Un trip di LSD, una vacanza nella Riviera francese, il 15enne Antoine che indaga sulla scomparsa di suo padre dopo essersi innamorato di una femme fatale. E poi, lui: Diabolik. L’Estate Diabolika è l’ultima opera del duo composto da Thierry Smolderen e Alexandre Clerisse, un romanzo che riesce a intrecciare la pubertà allo spionaggio da guerra fredda – due temi raramente in armonia tra di loro – creando un thriller interessante e abilmente diviso in due parti: il passato e il presente. Oltre che un palese omaggio all’eroe del fumetto italiano, L’Estate Diabolika presenta lo spaccato di un’Europa passata, in cui l’ombra lunga del nazismo accompagna le crescenti lotte sociali (quando il giovane Antoine viene attaccato in quanto borghese) e la minaccia sovietica. Una lettura particolarmente interessante per chi non ha vissuto appieno quegli anni e un buon tentativo di romanzo storico contemporaneo, seppur libero di sconvolgere la logica degli eventi.

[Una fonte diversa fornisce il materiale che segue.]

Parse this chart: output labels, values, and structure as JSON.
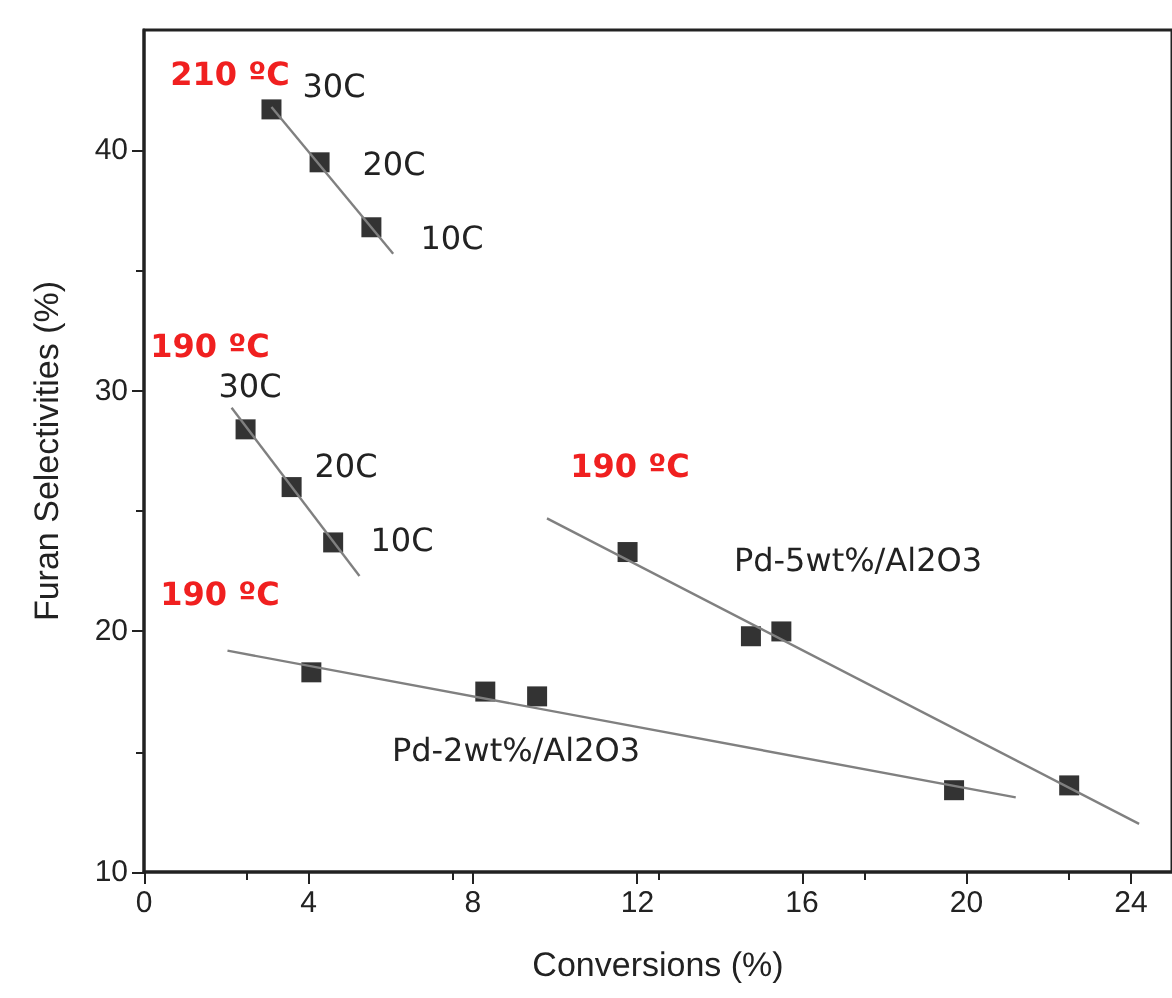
{
  "chart_data": {
    "type": "scatter",
    "xlabel": "Conversions (%)",
    "ylabel": "Furan Selectivities (%)",
    "xlim": [
      0,
      25
    ],
    "xticks": [
      0,
      4,
      8,
      12,
      16,
      20,
      24
    ],
    "ylim": [
      10,
      45
    ],
    "yticks": [
      10,
      20,
      30,
      40
    ],
    "marker": "square",
    "series": [
      {
        "color": "#000000",
        "x": [
          3.1,
          4.27,
          5.53
        ],
        "values": [
          41.7,
          39.5,
          36.8
        ]
      },
      {
        "type": "line",
        "marker": "none",
        "color": "#808080",
        "x": [
          3.1,
          6.06
        ],
        "values": [
          41.8,
          35.7
        ]
      },
      {
        "color": "#000000",
        "x": [
          2.47,
          3.59,
          4.6
        ],
        "values": [
          28.4,
          26.0,
          23.7
        ]
      },
      {
        "type": "line",
        "marker": "none",
        "color": "#808080",
        "x": [
          2.13,
          5.24
        ],
        "values": [
          29.3,
          22.3
        ]
      },
      {
        "color": "#000000",
        "x": [
          4.07,
          8.3,
          9.56,
          19.7
        ],
        "values": [
          18.3,
          17.5,
          17.3,
          13.4
        ]
      },
      {
        "type": "line",
        "marker": "none",
        "color": "#808080",
        "x": [
          2.03,
          21.2
        ],
        "values": [
          19.2,
          13.1
        ]
      },
      {
        "color": "#000000",
        "x": [
          11.76,
          14.76,
          15.5,
          22.5
        ],
        "values": [
          23.3,
          19.8,
          20.0,
          13.6
        ]
      },
      {
        "type": "line",
        "marker": "none",
        "color": "#808080",
        "x": [
          9.8,
          24.2
        ],
        "values": [
          24.7,
          12.0
        ]
      }
    ],
    "annotations": [
      "210 ºC",
      "30C",
      "20C",
      "10C",
      "190 ºC",
      "30C",
      "20C",
      "10C",
      "190 ºC",
      "190 ºC",
      "Pd-5wt%/Al2O3",
      "Pd-2wt%/Al2O3"
    ]
  }
}
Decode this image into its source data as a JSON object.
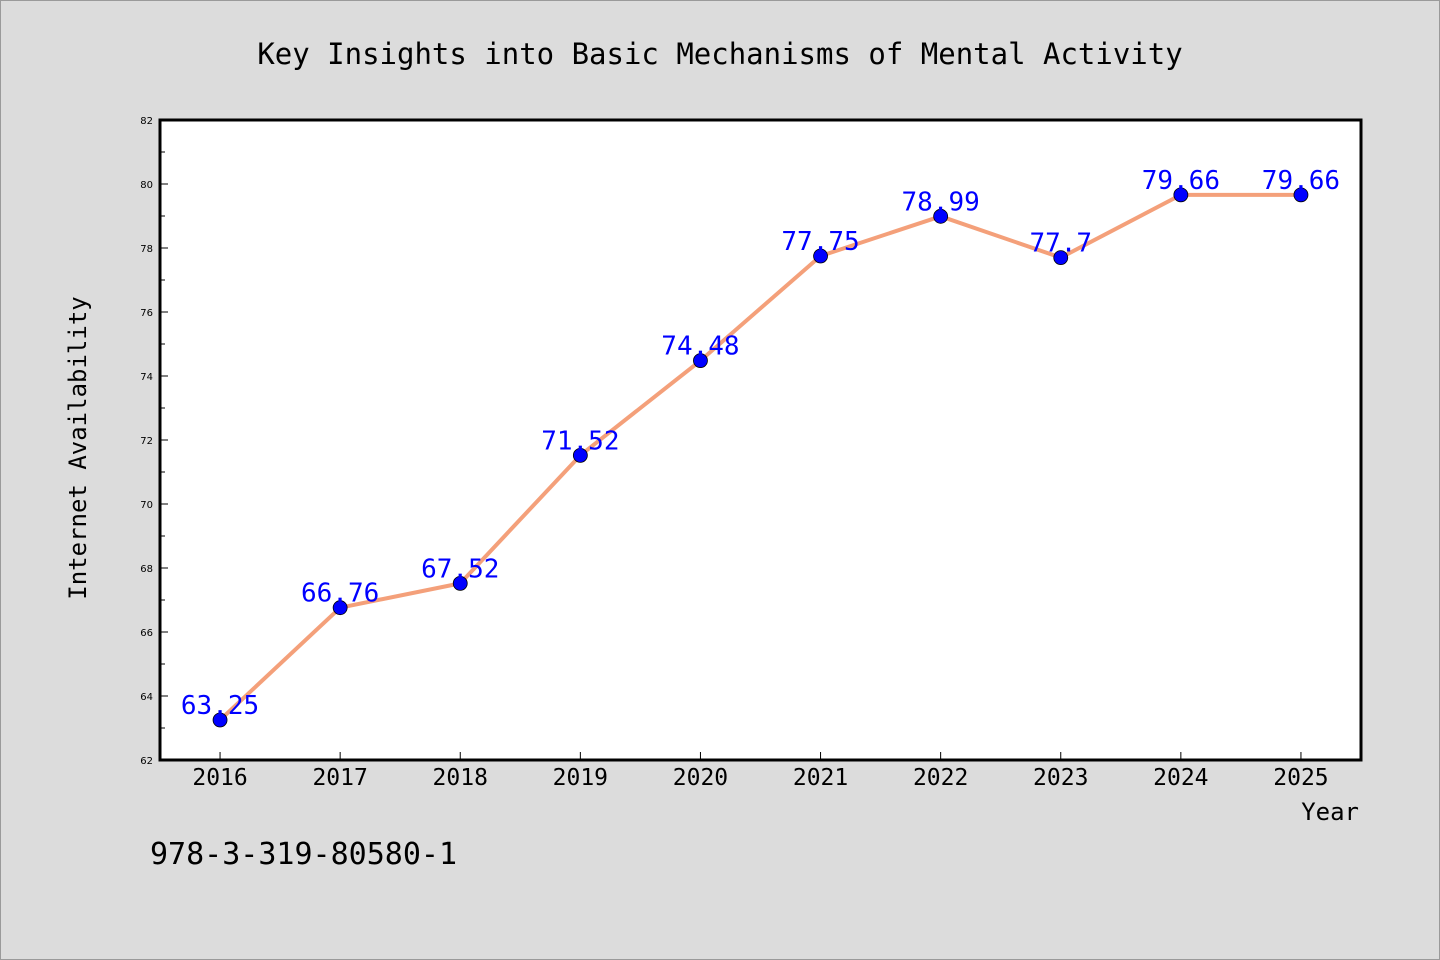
{
  "chart_data": {
    "type": "line",
    "title": "Key Insights into Basic Mechanisms of Mental Activity",
    "xlabel": "Year",
    "ylabel": "Internet Availability",
    "categories": [
      "2016",
      "2017",
      "2018",
      "2019",
      "2020",
      "2021",
      "2022",
      "2023",
      "2024",
      "2025"
    ],
    "series": [
      {
        "values": [
          63.25,
          66.76,
          67.52,
          71.52,
          74.48,
          77.75,
          78.99,
          77.7,
          79.66,
          79.66
        ],
        "labels": [
          "63.25",
          "66.76",
          "67.52",
          "71.52",
          "74.48",
          "77.75",
          "78.99",
          "77.7",
          "79.66",
          "79.66"
        ]
      }
    ],
    "ylim": [
      62,
      82
    ],
    "yticks": [
      "62",
      "64",
      "66",
      "68",
      "70",
      "72",
      "74",
      "76",
      "78",
      "80",
      "82"
    ],
    "grid": false,
    "line_color": "#f4a07a",
    "marker_color": "#0000ff",
    "label_color": "#0000ff"
  },
  "footer": {
    "isbn": "978-3-319-80580-1"
  }
}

La storia inizia in una località di mare francese e si concentra sul rapporto tra il giovane Antoine e suo padre. È una pigra estate scossa da una partita a tennis in cui tutti gli elementi di una vita segreta si infrangono, riducendo la guerra fredda a un banale scontro tra figli e padri. In pochi giorni, dopo quel momento, Antoine perderà molte certezze e scoprirà nuove cose (l’acido, per dirne una), conoscerà una misteriosa ragazza americana e si farà un amico. Tutto, inevitabilmente, sprofonderà nel caso in modo del tutto inaspettato, grazie al sapiente intreccio della premiata ditta Smolderen-Clerisse. «E che cosa c’entra Diabolik?», vi chiederete. Ma io ho una domanda migliore: «Dove inizia la spy story e finisce la storiella adolescenziale?».